Non adorano le feste i nemici della pace:
figgono punti su un foglio,
strategie per dare un senso
a questa vita mancante.

 La vita è altrove – scriverebbe Milan Kundera. La vita  «nel mio mattino / in un pugno di labbra / la vita s’addimena» (da Fuoco che abbatte le strade…).
La vita è arida, ostile, fa paura al poeta che non riesce a contenerla – quindi a raccontarla. Al massimo si limita a dirla: è una vita dicibile con «una voce stanca / un inchiostro tenue».
Una vita verso la quale non si può (non resta) che tentare un assalto inquieto e pauroso. Ma l’assalitore della vita poi è anche l’assalito: «sussulto che m’assali / e che mi forzi a vegliare, / a girare le strade la notte / in un piccolo sobborgo, / un puntino nel mondo» (da Dialoghi al Padre).

 Vita mi sei arida

 Riemerge la grànula imago:
vita mi sei arida
come questa spoglia terra.
Vita mi sei arida
come questa secchia vuota,
che giù dal pozzo riempie
la sua capienza d’acqua:
una bocca che ride.

Però l’Apollo di Potenza non è l’Apollo di Kundera, e non muore miseramente, non si assesta in una stasi che lo consuma. Anche se «sono solo ossa messe insieme, / scheletro di vita senza forze, / l’unica realtà a cui potrei appartenere / questa scrivania da cui scrivo» (da A mo’ di autoprefazione), ritorna sempre prima o poi l’animo Poetante a mettere la Parola – questa magia che, discesa, svela le geometrie nascoste, l’ordine e la passione, l’amore a la concretezza, l’Amore e la Volontà, allo stesso tempo. Ed ecco che «rapido accorre un genio / e torna in me il sereno, ma non già dal cielo cristallino» (da Nella tua attesa…).

 Non ho mai accesa
così questa vita,
così stretto al mio niente,
che è pure qualcosa,
quando anche il niente
se ne va via di casa.

Ritorna il poeta alla vita della luce, a dare una significazione nuova alle cose, una nuova penetrazione decifratoria. La poesia di Potenza è un albero arso che si staglia a un orizzonte inquieto. Un albero che tende al cielo, a cui «non resta che ritornare nel sole»  (da Toccando il fuoco…).

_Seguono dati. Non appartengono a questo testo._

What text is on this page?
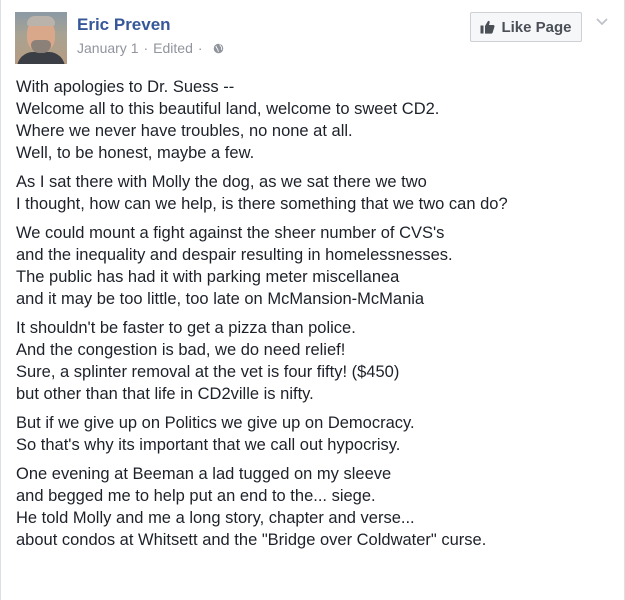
Eric Preven
January 1 · Edited ·
Like Page
With apologies to Dr. Suess --
Welcome all to this beautiful land, welcome to sweet CD2.
Where we never have troubles, no none at all.
Well, to be honest, maybe a few.
As I sat there with Molly the dog, as we sat there we two
I thought, how can we help, is there something that we two can do?
We could mount a fight against the sheer number of CVS's
and the inequality and despair resulting in homelessnesses.
The public has had it with parking meter miscellanea
and it may be too little, too late on McMansion-McMania
It shouldn't be faster to get a pizza than police.
And the congestion is bad, we do need relief!
Sure, a splinter removal at the vet is four fifty! ($450)
but other than that life in CD2ville is nifty.
But if we give up on Politics we give up on Democracy.
So that's why its important that we call out hypocrisy.
One evening at Beeman a lad tugged on my sleeve
and begged me to help put an end to the... siege.
He told Molly and me a long story, chapter and verse...
about condos at Whitsett and the "Bridge over Coldwater" curse.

illustrazioni a L’assalto Inquieto (Sentieri Meridiani 2010) a cura di Nicola Cardone

Teodoro Potenza è nato a San Marco in Lamis (Foggia) nel 1989 e vive a Foggia, dove ha seguito studi tecnici. L’incontro con l’insegnante di Letteratura sarà determinante per il suo futuro: farà nascere in lui la passione per gli studi umanistici, coltivata con instancabili letture. Frequenta attualmente la facoltà di Lettere e Filosofia di Foggia.